Position estimation using only active phase voltage and current is presented to perform high accuracy position sensorless control of a SRM drive. By extracting the amplitude of the first switching harmonic terms of phase voltage and current for a PWM period through Fourier analysis, flux-linkage and position are estimated without external hardware circuitry such as a modulator and demodulator, resulting in increasing cost, as well as large position estimation error produced when the motional back emf is ignored near zero speed. Hence the proposed position estimation scheme covers the entire speed range including the standstill under various loads and it has high resolution information depending on switching frequency. Fourier series and Fast Fourier transform are employed to decompose the phase voltage and current into its first switching harmonic. A two-phase SRM drive system, consisting of an asymmetrical converter and a conventional closed-loop PI current controller, is utilized to validate the performance of the proposed position estimation scheme in comprehensive operating conditions. The estimated values very closely track the actual values in dynamic simulations and experiments. It is shown that the proposed position estimation scheme using Fourier analysis is sufficiently accurate and works satisfactorily at various operating points.

This research also proposes an accurate self-inductance measurement method. In general, when applying circulating currents within the body of a ferromagnetic material under conditions of a time varying magnetic flux, the effects of eddy current losses and resistance changes due to heating decrease the magnetic field strength and thereby the reduced magnetic field decreases the magnetic flux-linkage of SRM. These losses make a challenge to the measurement of magnetic characteristics of SRM. These motives lead to propose a measurement methodology based on 60 Hz sinusoidal excitation using a variable AC power supply, which provides an alternative to time domain integration approaches for self-inductance or flux-linkage measurement as well as eliminates error arising from thermal and eddy currents effects. The validation of the proposed method is verified with the correlation between the measurement and FEA results of flux-linkage.

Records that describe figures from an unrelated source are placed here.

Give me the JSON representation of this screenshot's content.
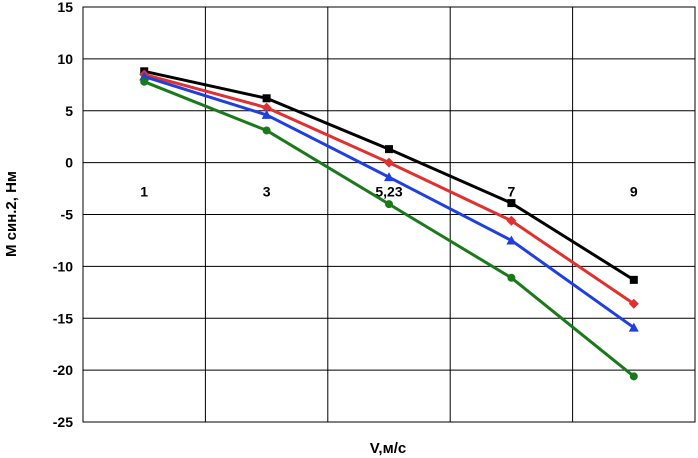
{
  "chart_data": {
    "type": "line",
    "title": "",
    "xlabel": "V,м/с",
    "ylabel": "М син.2, Нм",
    "categories": [
      "1",
      "3",
      "5,23",
      "7",
      "9"
    ],
    "ylim": [
      -25,
      15
    ],
    "yticks": [
      "15",
      "10",
      "5",
      "0",
      "-5",
      "-10",
      "-15",
      "-20",
      "-25"
    ],
    "grid": true,
    "legend": "none",
    "series": [
      {
        "color": "#000000",
        "marker": "square",
        "values": [
          8.8,
          6.2,
          1.3,
          -3.9,
          -11.3
        ]
      },
      {
        "color": "#e03030",
        "marker": "diamond",
        "values": [
          8.5,
          5.3,
          0.0,
          -5.6,
          -13.6
        ]
      },
      {
        "color": "#1f3fe0",
        "marker": "triangle",
        "values": [
          8.3,
          4.6,
          -1.4,
          -7.5,
          -15.9
        ]
      },
      {
        "color": "#1a7a1a",
        "marker": "circle",
        "values": [
          7.8,
          3.1,
          -4.0,
          -11.1,
          -20.6
        ]
      }
    ]
  }
}
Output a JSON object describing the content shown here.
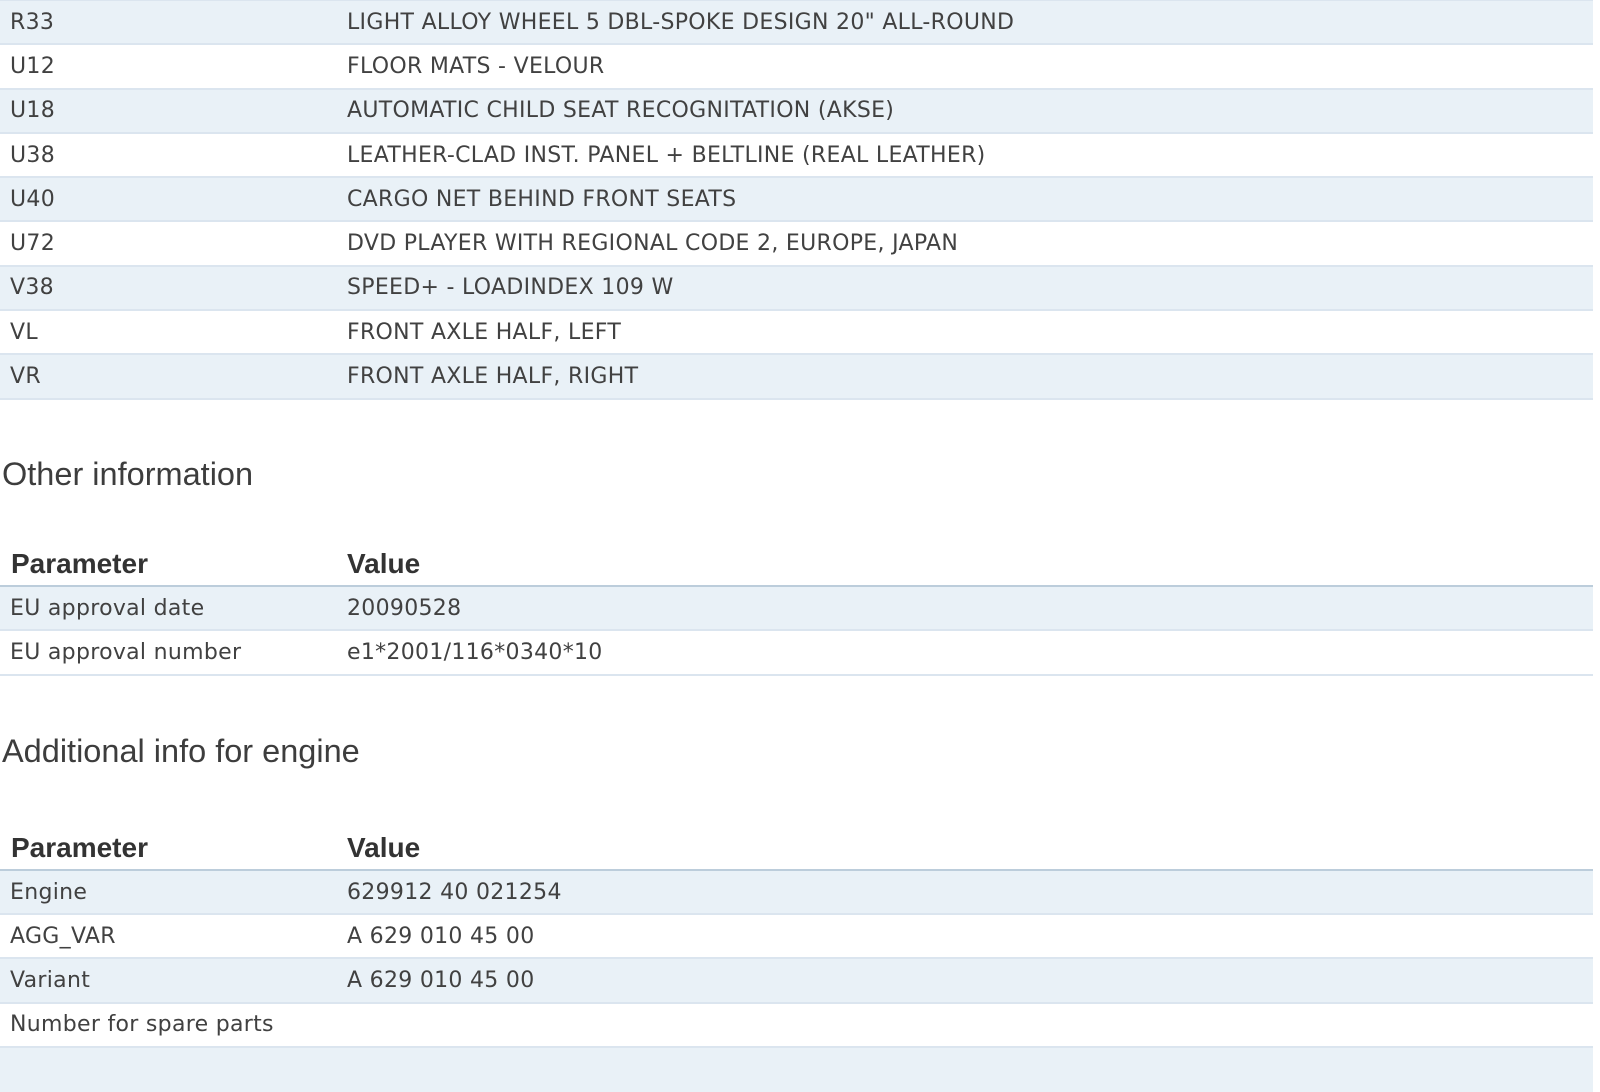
{
  "page": {
    "background": "#ffffff"
  },
  "colors": {
    "row_alt_bg": "#e9f1f7",
    "row_border": "#dbe5ef",
    "header_border": "#bccddb",
    "row_text": "#414141",
    "header_text": "#333333",
    "heading_text": "#3d3d3d"
  },
  "options_table": {
    "rows": [
      {
        "code": "R33",
        "description": "LIGHT ALLOY WHEEL 5 DBL-SPOKE DESIGN 20\" ALL-ROUND"
      },
      {
        "code": "U12",
        "description": "FLOOR MATS - VELOUR"
      },
      {
        "code": "U18",
        "description": "AUTOMATIC CHILD SEAT RECOGNITATION (AKSE)"
      },
      {
        "code": "U38",
        "description": "LEATHER-CLAD INST. PANEL + BELTLINE (REAL LEATHER)"
      },
      {
        "code": "U40",
        "description": "CARGO NET BEHIND FRONT SEATS"
      },
      {
        "code": "U72",
        "description": "DVD PLAYER WITH REGIONAL CODE 2, EUROPE, JAPAN"
      },
      {
        "code": "V38",
        "description": "SPEED+ - LOADINDEX 109 W"
      },
      {
        "code": "VL",
        "description": "FRONT AXLE HALF, LEFT"
      },
      {
        "code": "VR",
        "description": "FRONT AXLE HALF, RIGHT"
      }
    ]
  },
  "other_information": {
    "title": "Other information",
    "columns": {
      "parameter": "Parameter",
      "value": "Value"
    },
    "rows": [
      {
        "parameter": "EU approval date",
        "value": "20090528"
      },
      {
        "parameter": "EU approval number",
        "value": "e1*2001/116*0340*10"
      }
    ]
  },
  "engine_info": {
    "title": "Additional info for engine",
    "columns": {
      "parameter": "Parameter",
      "value": "Value"
    },
    "rows": [
      {
        "parameter": "Engine",
        "value": "629912 40 021254"
      },
      {
        "parameter": "AGG_VAR",
        "value": "A 629 010 45 00"
      },
      {
        "parameter": "Variant",
        "value": "A 629 010 45 00"
      },
      {
        "parameter": "Number for spare parts",
        "value": ""
      }
    ]
  }
}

Furthermore, this research proposes the solutions for low cost and high efficiency drive systems, consisting of a split AC converter and a two-phase SRM. Its performance is analyzed and verified with experiments at the rated speed under various loads. It is believed that this drive system combined with the proposed position estimation scheme using Fourier analysis is a strong contender to be a low cost motor drive system with single switch per phase having comparable efficiency and acoustic noise level as an asymmetric drive system.